Indeed, now we can receive content and messages when we pump gas in our car, sit in a movie theater or a nail salon, shop at a bodega or in a mall, use a vending machine, ride in an elevator, take a taxi or Uber car or visit a doctor’s office. There are many new streams of data available through such novel sources as vending machines, airports, stadiums and gyms. The opportunities to reach consumers at every point in their day wherever they are makes for new collectable datasets that can lead to an all-encompassing view of their behavior.

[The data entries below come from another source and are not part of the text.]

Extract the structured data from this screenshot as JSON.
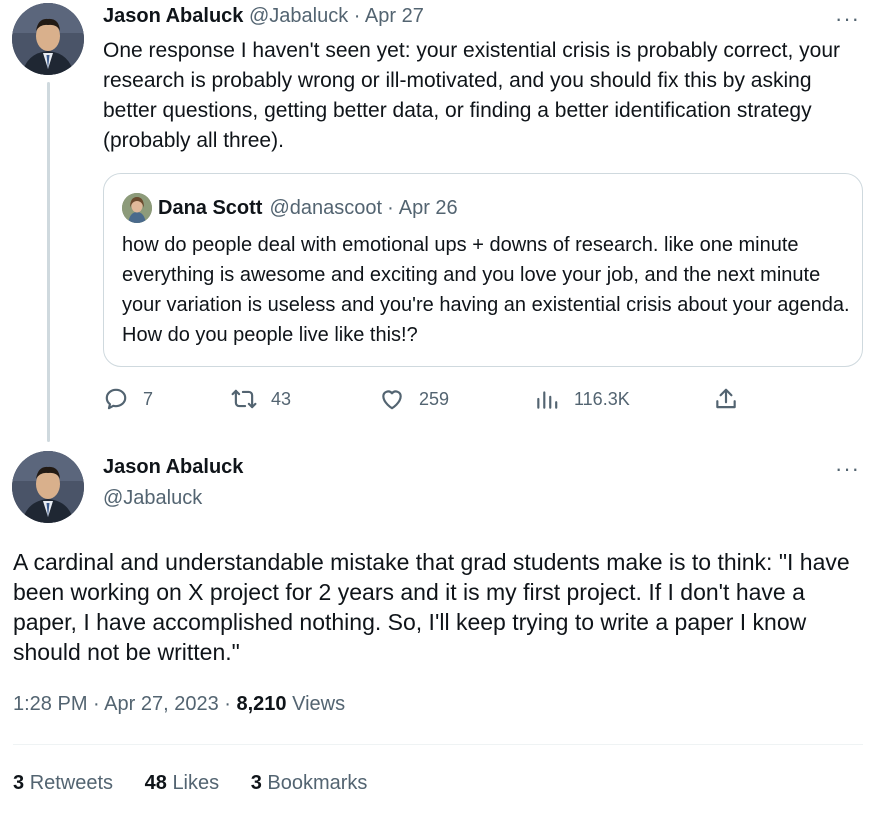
{
  "tweet1": {
    "author_name": "Jason Abaluck",
    "author_handle": "@Jabaluck",
    "date": "Apr 27",
    "body": "One response I haven't seen yet: your existential crisis is probably correct, your research is probably wrong or ill-motivated, and you should fix this by asking better questions, getting better data, or finding a better identification strategy (probably all three).",
    "quote": {
      "author_name": "Dana Scott",
      "author_handle": "@danascoot",
      "date": "Apr 26",
      "body": "how do people deal with emotional ups + downs of research. like one minute everything is awesome and exciting and you love your job, and the next minute your variation is useless and you're having an existential crisis about your agenda. How do you people live like this!?"
    },
    "actions": {
      "replies": "7",
      "retweets": "43",
      "likes": "259",
      "views": "116.3K"
    }
  },
  "tweet2": {
    "author_name": "Jason Abaluck",
    "author_handle": "@Jabaluck",
    "body": "A cardinal and understandable mistake that grad students make is to think: \"I have been working on X project for 2 years and it is my first project. If I don't have a paper, I have accomplished nothing. So, I'll keep trying to write a paper I know should not be written.\"",
    "time": "1:28 PM",
    "full_date": "Apr 27, 2023",
    "views_count": "8,210",
    "views_label": "Views",
    "retweets_count": "3",
    "retweets_label": "Retweets",
    "likes_count": "48",
    "likes_label": "Likes",
    "bookmarks_count": "3",
    "bookmarks_label": "Bookmarks"
  },
  "ui": {
    "separator": "·",
    "more_glyph": "···",
    "accent_color": "#1d9bf0",
    "muted_color": "#536471",
    "icons": [
      "reply-icon",
      "retweet-icon",
      "like-icon",
      "views-icon",
      "share-icon",
      "more-icon"
    ]
  }
}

Currently “forty-one percent of OOH is digital,” according to DPAA Chairman François de Gaspé Beaubien -- and this is poised to increase over the next few years. Looking ahead, Frey predicts that "by 2017 more than half of all OOH revenue will be digital and 10% bought programmatically. There will then be a steep curve towards programmatic.”
So where is all of this disruption leading?
Change, Change, Change
Rishad Tobaccowala, Chief Strategist for Publicis Groupe, mapped out three areas of massive change: Globalization (which he deems “unstoppable”), Demographic Shifts (noting that the average age in Africa is under 21 and the aging of China led to the reversal of the one child rule) and Digitization (which is driven by phones that today have “1000 more processing power than in the first space shuttle.”)
Marketing Without Borders
Tobaccowala reprimanded marketers who, he said, “have to learn how to market. They haven't done so in 30 years. Eighty percent of what marketers were doing was logistics and managing revenue points.” Relying on comparing yourself to a traditional set of competitors is risky because “threats and opportunities come from the outside,” he added. Take, for example, the iPhone. “When iPhone came out Nokia and Blackberry did not take it seriously because it had no keyboard and, anyway, what did Apple know about phones?” Tobaccowala recalled. “If you don't take people seriously, things happen. Benchmarking against other pathetic people doesn't make you any less pathetic.”

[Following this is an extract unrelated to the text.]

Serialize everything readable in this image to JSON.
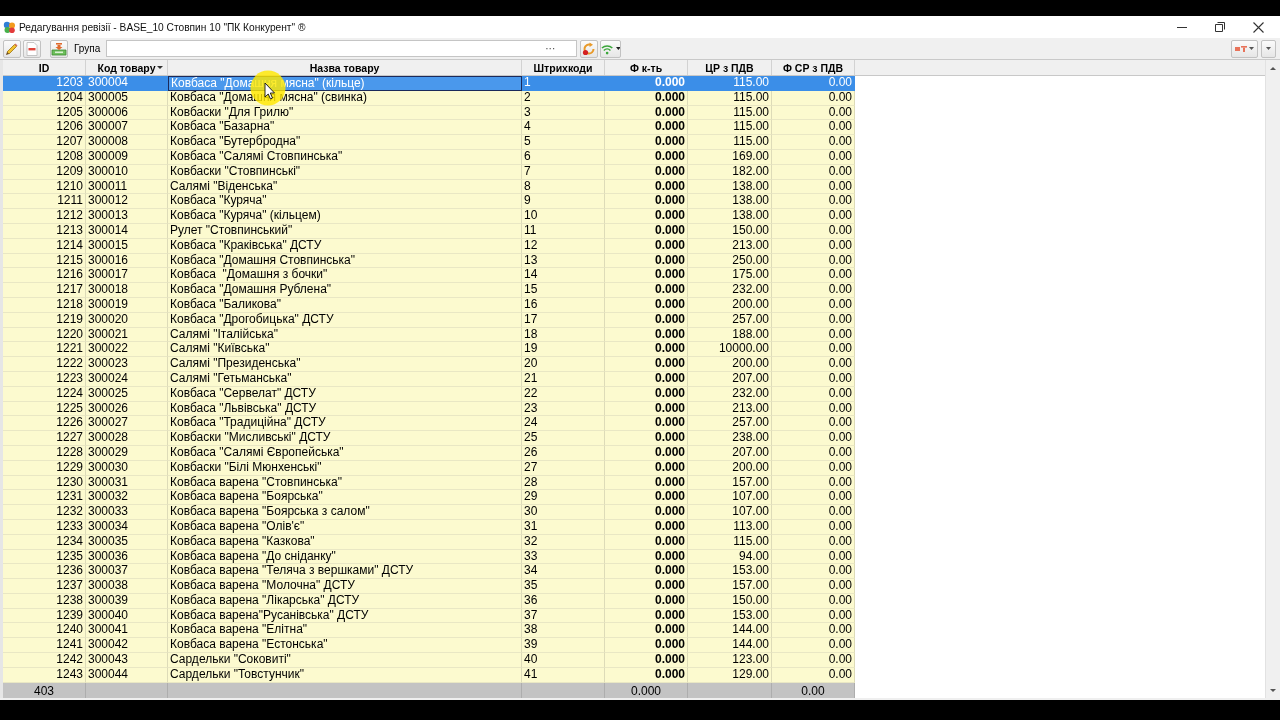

Forget Data Ownership. The Secret to Success is Storytelling
And the lure of owning your data? Tobaccowala is unimpressed. “Owning data alone will be obsolete,” he said. “It is how you access data, not own it. It is the algorithms. Owning is so 1980s.” The secret to success is storytelling. “We have to recognize that we are talking to humans. Storytelling is very, very important. And mobility is also important.” He concluded, “Change sucks. The more things you want to stay the same, the more you have to change yourself. How do we change the people? We need to learn to collaborate.”
Lori Hiltz, CEO of Havas Media, spoke of the “complexity of our business where the largest retailer does not own a store, where families are connected and disconnected at the same time and where technologies shape the dynamics of the new us.”
Despite rumors to the contrary, David Sable, Global CEO of Y&R asserted that, “TV is not over. Cinema is still strong. They say that print media is dead but catalogs are having resurgence.” He also refutes the theory that as media gets fractured, TV audiences will likely get smaller. He said, “How do you define TV? We are watching more video than we have ever watched in the history of mankind. We are watching for longer and longer time. There are more screens and more shows to watch. In 1999 there were 26 series to watch. In 2014 there are 1715 series available to view, not including short form video.”
The Future is Expansive and Expensive
“Let’s set the record straight,” Sable advised. “The narrow definition of TV is digibabble. As Michael Wolff wrote in his new book, TV is the new TV. It is simple. Think about the entire ecosystem. Twitter doesn't kill TV. It makes it better.” The idea that content can be free is unsustainable, he said. “The future of free is dismal and not sustainable. Advertising pays for content. There are three ways to access content: steal it, pay for it or watch ads.” Sable warned, “NFL contracts are up in 2022. That is when the next big change will happen. That will be the next huge inflection.”